There was a time in my life when I had this belief that gay relationships must be about sexual depravity.

Amy Ray and Emily Saliers (Indigo Girls) helped me discover that gay and lesbian relationships … just like heterosexual relationships … can be about love.

In that discovery … fell away a whole lot of misconceptions and prejudices.

I know … some people would say that they have been replaced by a whole lot of other misconceptions and prejudices.

My daughter once shared with me that the thing that she finds hardest when talking with some lesbian friends is that way that some seem to think that every girl should be lesbian.

Of course … there seem to be plenty of heterosexual people that think that everyone should be heterosexual.

There are some Catholics that think everyone should be Catholic. Born again evangelicals that think everyone should be a born again evangelical. Muslims that think everyone should be Muslim.

Me … I’d be happy if everyone agreed with me.

Well no … not really. If everyone agreed with me I’d worry about it because I hate the idea of agreeing with everyone!

One day maybe we will learn to accept differences. I’m still learning and I know that I haven’t got there yet.

There is a French saying: Vive la difference! And I can happily say Amen to that.

Tonight, driving back from the office, I listened to a song by Julie Matthews. It’s called Take these Bones … there's some background info on the song here. It’s about the use of Comfort Women by the Japanese during the second World War.

For me it makes me wonder about the way that people have had a propensity to exploit each other.

There are some aspects of masculinity that are not at all nice things.

It’s strange how some people sometimes seem to be very anti twenty-first behaviour such as consensual homosexuality … pornography … prostitution … and yearn for the sublime past … days of legalised child labour … no votes for women … slaves.

I wonder if there is significance in the fact that it was a woman caught in the act of adultery that was brought before Jesus and not a man. It’s hard not to suspect that it’s because it was a society controlled by men that made sure it happened that way.

In a way I’m maybe a feminist … or at least a laissez-faire kind of feminist … and kinda glad that a part of me at least is a girl.

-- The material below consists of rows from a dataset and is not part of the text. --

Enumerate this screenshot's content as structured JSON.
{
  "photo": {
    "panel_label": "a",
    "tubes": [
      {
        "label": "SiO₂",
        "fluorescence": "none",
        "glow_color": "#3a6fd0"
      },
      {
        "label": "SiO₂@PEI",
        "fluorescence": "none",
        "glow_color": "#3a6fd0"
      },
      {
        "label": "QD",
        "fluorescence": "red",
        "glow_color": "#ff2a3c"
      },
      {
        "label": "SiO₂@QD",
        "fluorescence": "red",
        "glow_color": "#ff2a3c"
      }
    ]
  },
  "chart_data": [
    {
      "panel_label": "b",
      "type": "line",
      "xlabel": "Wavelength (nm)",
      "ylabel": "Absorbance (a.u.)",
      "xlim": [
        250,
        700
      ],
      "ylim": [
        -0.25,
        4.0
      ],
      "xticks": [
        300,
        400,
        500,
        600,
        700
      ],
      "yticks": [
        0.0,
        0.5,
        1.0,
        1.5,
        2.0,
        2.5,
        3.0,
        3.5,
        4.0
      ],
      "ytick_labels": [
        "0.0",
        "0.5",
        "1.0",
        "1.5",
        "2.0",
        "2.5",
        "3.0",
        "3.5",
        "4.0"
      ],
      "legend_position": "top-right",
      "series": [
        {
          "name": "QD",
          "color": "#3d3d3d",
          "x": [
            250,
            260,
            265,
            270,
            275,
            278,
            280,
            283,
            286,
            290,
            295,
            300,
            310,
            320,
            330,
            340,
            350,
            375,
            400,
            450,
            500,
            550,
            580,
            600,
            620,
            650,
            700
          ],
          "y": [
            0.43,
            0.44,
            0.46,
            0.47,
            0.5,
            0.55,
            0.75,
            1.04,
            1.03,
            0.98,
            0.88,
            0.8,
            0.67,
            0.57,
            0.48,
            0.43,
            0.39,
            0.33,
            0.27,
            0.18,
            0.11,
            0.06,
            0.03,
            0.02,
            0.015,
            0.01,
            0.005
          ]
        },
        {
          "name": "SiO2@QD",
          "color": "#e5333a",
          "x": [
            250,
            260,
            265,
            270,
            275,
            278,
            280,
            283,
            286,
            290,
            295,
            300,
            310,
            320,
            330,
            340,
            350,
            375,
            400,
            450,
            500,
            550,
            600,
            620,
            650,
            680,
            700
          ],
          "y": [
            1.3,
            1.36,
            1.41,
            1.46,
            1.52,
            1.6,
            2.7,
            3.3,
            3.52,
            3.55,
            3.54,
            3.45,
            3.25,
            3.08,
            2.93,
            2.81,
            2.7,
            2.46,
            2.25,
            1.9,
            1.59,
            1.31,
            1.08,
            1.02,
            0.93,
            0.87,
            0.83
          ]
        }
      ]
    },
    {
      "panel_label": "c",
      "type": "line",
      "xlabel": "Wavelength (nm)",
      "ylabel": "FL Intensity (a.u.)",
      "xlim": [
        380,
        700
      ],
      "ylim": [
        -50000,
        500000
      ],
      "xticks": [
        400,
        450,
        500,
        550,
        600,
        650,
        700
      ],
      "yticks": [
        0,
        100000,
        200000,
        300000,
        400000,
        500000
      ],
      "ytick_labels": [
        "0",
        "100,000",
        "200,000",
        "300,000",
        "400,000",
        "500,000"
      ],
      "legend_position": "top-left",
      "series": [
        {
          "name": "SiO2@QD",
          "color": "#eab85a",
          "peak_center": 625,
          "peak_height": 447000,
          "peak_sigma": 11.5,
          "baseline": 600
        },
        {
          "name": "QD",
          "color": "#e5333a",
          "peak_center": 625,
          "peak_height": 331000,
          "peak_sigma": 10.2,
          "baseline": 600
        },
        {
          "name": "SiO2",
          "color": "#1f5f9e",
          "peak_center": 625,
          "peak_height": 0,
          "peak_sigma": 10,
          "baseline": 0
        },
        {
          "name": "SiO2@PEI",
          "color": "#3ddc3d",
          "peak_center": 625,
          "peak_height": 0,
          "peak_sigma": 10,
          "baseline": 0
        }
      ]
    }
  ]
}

And yet … even more than that … within reason at any rate … I think it’s good to allow people to just be who they are and not force them to be who we want them to be.

1 comment:

Pretty Sissy Dani said...

Please be aware that the BBC's story on the situation in Uganda is in no way exaggerated. The law in question would not only criminalize homosexuality to the extent you describe, but would also impose criminal penalties for "supporting homosexuality," including family members who give food and shelter to those they know to be gay.